Techniques to improve legal
Ideally every company should have a legal department. However this is not the case. Again the use of a fitness function (eg license check) will protect us from blacklisted licences. When designing the system we must consider a way to anonymise our users data.
One of the most important characteristic, if not the most. Everything has a cost, material or not. No matter the type it always translates into money. If we need a buy a license for some our tools (IDE), cloud services(eg aws), 3rd party frameworks (eg new-relic) it will always come with a financial cost. The development team comes also with a cost. Learning new tech or training team members come with a cost. Not respecting the agile manifesto comes with a cost. Bad code comes with a cost. Lack of unit tests come with a cost. Lack of CI/CD comes with a cost. Lack of infrastructure-as-code comes with a cost. The list could go on and on. No wonder our clients are scared and want to reduce it.
Techniques to reduce cost
It is our fiduciary responsibility to help our clients to control the costs. Our role is to differentiate between costs that are just costs and investments. And convince the client that the investments are worth doing.
Take for example the scrum process. Now I’m not saying that it does not work. I’m just saying that I didn’t personally see it working. So many ceremonies (grooming, planning, standups, demos, retros) during a fixed cycle(usually two weeks). Then calculate burnout, velocity and plan based on estimations(which are guesses). Sprints completed 100% represents the exception, not the rule. I need to always refer to the ceremony vs essence comparison. We need to be agile and adapt, not follow blindly the processes. I am an adept of NoEstimates and Scrumban if you want. Reduce meeting minutes and ceremonies and the cost will go down. Focus on essence which is getting stuff done.
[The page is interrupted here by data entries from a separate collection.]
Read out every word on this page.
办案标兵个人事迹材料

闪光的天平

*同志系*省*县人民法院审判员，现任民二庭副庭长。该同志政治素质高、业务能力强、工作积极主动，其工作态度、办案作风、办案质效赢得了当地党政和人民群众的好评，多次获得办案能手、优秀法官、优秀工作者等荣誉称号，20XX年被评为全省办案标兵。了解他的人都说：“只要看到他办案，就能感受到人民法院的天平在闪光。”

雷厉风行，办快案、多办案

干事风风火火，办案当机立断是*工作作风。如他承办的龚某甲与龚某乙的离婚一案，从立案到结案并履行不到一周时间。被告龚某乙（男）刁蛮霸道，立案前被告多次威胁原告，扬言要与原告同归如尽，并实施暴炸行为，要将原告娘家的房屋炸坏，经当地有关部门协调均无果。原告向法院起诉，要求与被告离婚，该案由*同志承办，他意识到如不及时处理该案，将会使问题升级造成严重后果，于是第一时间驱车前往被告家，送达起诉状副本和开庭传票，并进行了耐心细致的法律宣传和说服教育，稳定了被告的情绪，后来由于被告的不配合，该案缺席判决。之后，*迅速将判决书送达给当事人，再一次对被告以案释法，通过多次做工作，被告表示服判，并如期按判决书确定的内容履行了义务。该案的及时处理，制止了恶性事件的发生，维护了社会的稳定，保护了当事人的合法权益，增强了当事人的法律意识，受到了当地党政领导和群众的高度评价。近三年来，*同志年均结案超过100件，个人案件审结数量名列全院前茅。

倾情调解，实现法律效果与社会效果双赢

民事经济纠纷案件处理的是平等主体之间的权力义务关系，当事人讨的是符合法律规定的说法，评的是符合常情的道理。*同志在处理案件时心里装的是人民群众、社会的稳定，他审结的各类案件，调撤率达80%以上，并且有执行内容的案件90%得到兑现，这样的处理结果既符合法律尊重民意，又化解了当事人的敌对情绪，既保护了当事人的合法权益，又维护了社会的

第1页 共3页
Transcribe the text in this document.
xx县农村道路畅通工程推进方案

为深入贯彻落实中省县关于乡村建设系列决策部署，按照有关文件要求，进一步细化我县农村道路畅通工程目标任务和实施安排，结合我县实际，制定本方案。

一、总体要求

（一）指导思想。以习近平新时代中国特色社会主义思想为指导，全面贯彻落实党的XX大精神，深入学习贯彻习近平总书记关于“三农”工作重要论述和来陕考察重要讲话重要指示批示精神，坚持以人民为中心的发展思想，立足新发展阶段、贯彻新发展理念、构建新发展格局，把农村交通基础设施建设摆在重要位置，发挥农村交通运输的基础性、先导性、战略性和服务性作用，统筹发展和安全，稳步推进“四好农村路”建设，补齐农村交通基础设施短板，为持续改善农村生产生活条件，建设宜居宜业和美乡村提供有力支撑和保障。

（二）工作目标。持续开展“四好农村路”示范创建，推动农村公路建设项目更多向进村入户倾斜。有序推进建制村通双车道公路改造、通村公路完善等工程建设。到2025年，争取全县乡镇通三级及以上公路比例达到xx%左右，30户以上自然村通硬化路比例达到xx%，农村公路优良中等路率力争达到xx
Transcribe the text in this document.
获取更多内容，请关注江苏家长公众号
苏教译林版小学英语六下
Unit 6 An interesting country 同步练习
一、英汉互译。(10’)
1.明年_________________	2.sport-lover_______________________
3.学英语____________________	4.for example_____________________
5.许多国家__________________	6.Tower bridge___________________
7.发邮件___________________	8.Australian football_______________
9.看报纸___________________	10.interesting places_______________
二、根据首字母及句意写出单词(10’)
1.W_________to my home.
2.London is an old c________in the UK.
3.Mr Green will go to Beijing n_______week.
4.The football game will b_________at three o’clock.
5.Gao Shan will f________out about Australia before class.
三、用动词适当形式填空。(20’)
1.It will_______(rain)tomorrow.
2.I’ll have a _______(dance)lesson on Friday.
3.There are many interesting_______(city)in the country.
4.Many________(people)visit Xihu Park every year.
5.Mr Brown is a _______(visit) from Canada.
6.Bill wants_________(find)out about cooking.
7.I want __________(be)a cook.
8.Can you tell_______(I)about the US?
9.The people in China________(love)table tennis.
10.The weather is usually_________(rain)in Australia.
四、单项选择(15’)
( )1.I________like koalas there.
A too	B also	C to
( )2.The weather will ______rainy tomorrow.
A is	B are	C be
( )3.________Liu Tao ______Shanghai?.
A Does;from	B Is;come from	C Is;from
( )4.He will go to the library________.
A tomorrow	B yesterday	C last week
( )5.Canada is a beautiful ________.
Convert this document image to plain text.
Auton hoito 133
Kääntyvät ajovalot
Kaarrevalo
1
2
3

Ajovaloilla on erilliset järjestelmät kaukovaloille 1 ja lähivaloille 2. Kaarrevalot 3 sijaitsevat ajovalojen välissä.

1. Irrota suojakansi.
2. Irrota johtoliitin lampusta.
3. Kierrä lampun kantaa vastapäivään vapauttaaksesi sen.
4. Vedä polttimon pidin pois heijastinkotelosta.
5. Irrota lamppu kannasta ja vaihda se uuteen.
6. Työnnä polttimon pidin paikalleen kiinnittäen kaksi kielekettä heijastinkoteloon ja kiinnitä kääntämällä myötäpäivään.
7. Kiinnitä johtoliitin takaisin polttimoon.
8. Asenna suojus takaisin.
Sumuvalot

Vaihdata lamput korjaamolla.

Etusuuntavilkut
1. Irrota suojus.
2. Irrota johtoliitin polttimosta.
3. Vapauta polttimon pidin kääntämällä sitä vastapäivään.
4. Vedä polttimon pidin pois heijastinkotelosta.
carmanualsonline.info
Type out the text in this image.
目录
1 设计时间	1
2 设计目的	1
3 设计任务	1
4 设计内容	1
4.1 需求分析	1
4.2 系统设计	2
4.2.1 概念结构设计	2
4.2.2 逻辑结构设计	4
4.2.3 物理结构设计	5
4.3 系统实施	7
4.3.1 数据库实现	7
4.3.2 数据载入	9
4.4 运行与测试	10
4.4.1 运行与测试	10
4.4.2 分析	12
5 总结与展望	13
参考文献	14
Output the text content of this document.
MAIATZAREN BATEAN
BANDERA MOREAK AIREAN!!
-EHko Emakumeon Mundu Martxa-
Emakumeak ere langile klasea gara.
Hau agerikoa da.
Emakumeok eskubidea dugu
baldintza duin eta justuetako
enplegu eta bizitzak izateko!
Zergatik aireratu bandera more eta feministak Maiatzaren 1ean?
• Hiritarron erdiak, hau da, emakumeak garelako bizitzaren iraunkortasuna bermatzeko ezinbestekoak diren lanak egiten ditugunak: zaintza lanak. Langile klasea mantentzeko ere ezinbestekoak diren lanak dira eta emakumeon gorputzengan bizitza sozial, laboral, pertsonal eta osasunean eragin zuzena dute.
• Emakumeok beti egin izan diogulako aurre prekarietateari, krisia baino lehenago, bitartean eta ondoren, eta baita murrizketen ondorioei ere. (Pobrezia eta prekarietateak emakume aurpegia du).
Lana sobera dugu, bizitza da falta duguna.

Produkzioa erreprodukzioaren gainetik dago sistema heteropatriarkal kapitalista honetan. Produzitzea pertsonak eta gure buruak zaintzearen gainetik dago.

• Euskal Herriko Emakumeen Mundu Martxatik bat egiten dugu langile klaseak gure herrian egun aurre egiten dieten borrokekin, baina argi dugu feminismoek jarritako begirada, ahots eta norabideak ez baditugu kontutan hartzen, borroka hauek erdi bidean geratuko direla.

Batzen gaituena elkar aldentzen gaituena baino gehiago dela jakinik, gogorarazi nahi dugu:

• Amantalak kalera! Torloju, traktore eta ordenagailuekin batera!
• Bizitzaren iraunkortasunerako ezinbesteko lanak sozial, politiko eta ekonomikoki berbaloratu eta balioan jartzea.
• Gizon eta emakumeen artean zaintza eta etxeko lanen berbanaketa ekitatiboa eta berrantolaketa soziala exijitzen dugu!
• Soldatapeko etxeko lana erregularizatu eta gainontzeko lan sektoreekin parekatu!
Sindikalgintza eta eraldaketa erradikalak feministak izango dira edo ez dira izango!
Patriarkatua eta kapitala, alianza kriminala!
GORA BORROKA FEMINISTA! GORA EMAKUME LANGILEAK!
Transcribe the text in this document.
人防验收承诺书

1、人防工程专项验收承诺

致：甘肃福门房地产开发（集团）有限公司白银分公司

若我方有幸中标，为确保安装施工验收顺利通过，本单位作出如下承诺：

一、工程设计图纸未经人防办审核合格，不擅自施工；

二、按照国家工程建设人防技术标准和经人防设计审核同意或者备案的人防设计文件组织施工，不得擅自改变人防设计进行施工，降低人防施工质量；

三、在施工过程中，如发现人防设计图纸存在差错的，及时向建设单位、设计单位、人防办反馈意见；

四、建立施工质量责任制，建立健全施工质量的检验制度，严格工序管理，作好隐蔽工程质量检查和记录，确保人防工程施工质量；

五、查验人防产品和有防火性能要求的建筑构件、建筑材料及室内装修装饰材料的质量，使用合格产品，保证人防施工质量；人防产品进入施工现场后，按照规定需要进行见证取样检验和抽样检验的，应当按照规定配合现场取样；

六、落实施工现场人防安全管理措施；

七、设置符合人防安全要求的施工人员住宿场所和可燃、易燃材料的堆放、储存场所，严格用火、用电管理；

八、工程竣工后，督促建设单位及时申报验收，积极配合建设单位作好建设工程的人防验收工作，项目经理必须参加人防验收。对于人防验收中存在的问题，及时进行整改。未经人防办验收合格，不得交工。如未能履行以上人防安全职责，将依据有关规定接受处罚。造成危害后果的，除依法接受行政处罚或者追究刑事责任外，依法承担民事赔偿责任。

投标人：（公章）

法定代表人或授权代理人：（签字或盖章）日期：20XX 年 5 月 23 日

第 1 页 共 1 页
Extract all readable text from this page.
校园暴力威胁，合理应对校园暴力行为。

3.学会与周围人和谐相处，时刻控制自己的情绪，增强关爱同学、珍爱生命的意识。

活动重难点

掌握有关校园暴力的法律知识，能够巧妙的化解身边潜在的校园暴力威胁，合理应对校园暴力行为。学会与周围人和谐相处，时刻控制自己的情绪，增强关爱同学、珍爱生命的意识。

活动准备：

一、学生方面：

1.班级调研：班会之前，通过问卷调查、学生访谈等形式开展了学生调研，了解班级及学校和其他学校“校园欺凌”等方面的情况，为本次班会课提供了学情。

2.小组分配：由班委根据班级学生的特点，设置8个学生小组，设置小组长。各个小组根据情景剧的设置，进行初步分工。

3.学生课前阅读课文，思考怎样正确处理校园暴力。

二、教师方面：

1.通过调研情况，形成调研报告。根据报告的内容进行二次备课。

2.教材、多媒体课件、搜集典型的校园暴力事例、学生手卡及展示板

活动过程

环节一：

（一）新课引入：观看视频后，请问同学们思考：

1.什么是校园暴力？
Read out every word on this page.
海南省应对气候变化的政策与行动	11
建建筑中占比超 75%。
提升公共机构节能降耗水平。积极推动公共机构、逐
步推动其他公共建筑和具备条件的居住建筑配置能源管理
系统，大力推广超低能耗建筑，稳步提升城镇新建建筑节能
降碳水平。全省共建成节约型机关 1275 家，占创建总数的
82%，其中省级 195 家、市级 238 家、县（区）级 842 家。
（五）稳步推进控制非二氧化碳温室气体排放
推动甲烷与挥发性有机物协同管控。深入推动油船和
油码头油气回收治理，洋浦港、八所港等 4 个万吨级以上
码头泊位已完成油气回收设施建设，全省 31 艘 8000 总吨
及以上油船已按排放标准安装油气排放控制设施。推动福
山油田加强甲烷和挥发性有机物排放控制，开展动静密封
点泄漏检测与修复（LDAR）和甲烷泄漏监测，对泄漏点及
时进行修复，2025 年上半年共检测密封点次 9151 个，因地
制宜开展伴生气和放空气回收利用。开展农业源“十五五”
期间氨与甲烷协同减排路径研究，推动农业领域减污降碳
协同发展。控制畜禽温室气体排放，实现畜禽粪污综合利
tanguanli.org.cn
Tests are necessary. The only way to go fast is to go right. These are investments. We must convince our clients that costs will go down on the long term. This will reduce the number of bugs, hence the cost.
Code quality is another investment. A code that is good will lead to better tests. It will improve the robustness, maintainability, modifiability and so on. Any change that we make will take much less time than is a system that is hard to maintain. Costs will go down.
Refers to the system ability to keep historical data records. It’s important in systems where data is first class citizen(eg financial systems). The data is never deleted but archived, mostly for legal reasons. Archivability acts as a support for auditability.
Techniques to implement archivability
First are foremost use timestamps on the data.(eg updatedOn, createdOn). Then have a cron job that will move all data below a certain threshold into historical tables. Another technique is to mark the data as soft deleted, but this will affect query performance.
The system characteristic that permits to reconstitute history. All critical actions must be logged, especially in security scenarios so that we can reproduce issues and learn from mistakes. Also we can use it a legal base if such problem exists.
Techniques to implement auditability
Log every critical action and centralize the logs. ELK will help you in this case. Or the combination of sleuth and zipkin.
PS. This is not a complete list in any way.